When you go to the UK there are many delicious edibles to be sampled; sort of high on our list were fish and chips.
Now, just because we a food people, doesn’t mean that we don’t like things that might be considered old-school but they must be really well done. Consider the complexity of fish and chips: proper oil, proper temperature, great fresh fish, “chips” and wait for it, mushy peas. You could probably change up the mushy peas if you are not a fan!

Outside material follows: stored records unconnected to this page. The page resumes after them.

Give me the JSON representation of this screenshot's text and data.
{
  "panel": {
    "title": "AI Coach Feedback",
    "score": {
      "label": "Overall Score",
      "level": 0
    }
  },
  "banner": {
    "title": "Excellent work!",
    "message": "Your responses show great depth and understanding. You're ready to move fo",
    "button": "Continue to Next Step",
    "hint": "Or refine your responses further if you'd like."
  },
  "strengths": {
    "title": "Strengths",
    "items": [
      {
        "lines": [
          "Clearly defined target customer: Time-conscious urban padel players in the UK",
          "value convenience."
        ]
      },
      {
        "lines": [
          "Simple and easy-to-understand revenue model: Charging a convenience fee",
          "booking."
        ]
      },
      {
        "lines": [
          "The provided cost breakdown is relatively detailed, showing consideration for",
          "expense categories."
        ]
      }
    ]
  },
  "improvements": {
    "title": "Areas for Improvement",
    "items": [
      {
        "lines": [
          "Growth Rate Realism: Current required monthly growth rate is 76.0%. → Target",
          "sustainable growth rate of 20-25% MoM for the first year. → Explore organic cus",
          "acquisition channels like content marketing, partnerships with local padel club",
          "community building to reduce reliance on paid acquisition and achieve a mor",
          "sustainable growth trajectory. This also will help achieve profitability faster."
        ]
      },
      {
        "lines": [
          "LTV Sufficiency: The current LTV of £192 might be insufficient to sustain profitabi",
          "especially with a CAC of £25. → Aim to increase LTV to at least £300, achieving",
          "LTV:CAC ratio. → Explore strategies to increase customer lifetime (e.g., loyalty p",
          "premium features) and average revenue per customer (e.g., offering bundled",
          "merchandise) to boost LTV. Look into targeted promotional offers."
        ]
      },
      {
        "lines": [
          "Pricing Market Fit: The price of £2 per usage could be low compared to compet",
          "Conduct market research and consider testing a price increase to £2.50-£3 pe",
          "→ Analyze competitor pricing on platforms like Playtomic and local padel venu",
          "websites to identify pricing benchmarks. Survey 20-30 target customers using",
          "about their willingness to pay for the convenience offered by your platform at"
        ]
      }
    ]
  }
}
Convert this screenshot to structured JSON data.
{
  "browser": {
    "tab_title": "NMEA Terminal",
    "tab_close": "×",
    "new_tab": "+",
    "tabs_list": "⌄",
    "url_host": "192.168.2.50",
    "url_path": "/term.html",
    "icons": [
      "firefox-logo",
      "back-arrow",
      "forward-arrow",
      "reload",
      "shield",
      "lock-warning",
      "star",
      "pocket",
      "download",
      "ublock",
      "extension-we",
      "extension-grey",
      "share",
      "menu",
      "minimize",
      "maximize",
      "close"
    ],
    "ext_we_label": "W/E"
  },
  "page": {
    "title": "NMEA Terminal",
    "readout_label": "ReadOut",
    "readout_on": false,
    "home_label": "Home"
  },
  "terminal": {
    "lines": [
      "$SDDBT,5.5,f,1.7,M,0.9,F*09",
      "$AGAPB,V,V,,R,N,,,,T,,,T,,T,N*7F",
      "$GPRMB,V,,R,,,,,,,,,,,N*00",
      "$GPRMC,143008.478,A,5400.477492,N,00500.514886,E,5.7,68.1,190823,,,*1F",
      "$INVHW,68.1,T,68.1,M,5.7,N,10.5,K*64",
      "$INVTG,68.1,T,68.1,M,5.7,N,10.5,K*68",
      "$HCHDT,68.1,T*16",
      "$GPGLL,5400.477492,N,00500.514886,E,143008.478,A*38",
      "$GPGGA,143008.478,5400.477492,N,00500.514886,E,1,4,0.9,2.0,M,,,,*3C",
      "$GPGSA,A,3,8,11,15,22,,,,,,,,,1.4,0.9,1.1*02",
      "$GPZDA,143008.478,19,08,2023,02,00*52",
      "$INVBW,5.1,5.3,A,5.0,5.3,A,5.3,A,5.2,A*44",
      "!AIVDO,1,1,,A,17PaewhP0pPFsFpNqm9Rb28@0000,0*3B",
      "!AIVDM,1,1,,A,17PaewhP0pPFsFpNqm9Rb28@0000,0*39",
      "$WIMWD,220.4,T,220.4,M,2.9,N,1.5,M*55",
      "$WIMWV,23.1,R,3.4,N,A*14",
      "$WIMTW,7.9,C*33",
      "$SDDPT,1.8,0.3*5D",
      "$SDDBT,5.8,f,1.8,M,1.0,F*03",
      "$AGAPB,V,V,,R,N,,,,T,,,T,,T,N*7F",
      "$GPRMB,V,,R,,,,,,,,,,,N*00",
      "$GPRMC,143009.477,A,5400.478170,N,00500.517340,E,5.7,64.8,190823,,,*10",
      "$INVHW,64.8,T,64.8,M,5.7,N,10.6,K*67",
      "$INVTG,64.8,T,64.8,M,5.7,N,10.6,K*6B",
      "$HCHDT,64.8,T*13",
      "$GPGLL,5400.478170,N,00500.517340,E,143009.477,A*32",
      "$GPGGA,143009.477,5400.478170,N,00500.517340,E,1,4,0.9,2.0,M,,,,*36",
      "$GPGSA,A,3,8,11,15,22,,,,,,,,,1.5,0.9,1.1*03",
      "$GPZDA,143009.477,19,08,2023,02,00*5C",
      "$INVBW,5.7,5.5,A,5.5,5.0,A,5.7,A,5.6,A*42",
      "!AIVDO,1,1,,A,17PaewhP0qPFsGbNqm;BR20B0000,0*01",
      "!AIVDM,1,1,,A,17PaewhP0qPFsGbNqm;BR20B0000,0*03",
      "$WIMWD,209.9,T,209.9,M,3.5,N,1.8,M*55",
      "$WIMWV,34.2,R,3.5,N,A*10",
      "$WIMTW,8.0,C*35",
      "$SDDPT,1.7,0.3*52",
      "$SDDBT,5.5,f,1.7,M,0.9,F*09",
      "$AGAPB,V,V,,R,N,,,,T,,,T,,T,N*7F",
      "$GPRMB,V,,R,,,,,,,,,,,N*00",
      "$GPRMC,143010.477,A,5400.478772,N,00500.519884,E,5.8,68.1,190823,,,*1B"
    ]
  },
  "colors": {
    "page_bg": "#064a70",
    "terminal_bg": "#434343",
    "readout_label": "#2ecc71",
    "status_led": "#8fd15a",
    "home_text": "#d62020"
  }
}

Two versions were tried. The first at Rock & Sole Plaice (ya I know, cute hey), in Covent Garden. We each ordered a different fish for our fish and chips, Haddock and Plaice, both were very good, served with “chips”. We simply are not used to this kind of quality. Not the least bit greasy! The chips are approximately ½” thick (apparently, because of the size of the surface, they do not absorb oil like thinly cut ones), and guess what…most importantly, they were not pre-salted. Wow! Not like the salt bombs you get here. What is with that anyway? I mean, aren’t we supposed to be cutting back on the salt thingy? And quite frankly, if I want salt, I want to add what I want not what some cook thinks I should have. This really bugs me in Vancouver. I rarely eat chips and when I do I have to remember to tell them NO SALT!
The second place we ordered fish and chips was in Canterbury at Deeson’s British Restaurant. I ordered the haddock in a very light beer batter and chips. I think that haddock might almost be the best piece of fish I have ever eaten! It was so moist, flaky and not the least greasy, same with the chips, again thick cut, which from what I can tell, is traditionally English. It came accompanied with mushy peas (my first time and not bad!) and homemade tartar sauce. This is what fish and chips should be all about!
Two years ago we had really good fish and chips at Geale’s in London, even if the place had white tablecloths. They have two locations, one in Notting Gate and the other, Chelsea Green.
And, believe it or not, there’s one of those commemorative blue plaques at Oldhams Tommyfield Market. This is the home of the first British fried chip, fried around 1860!
There are a few places recommended here in Vancouver that claim to make “traditional British style” fish and chips. Two I have already tried, one is pretty good the other too greasy for my taste. Chances are, I may report back on my findings!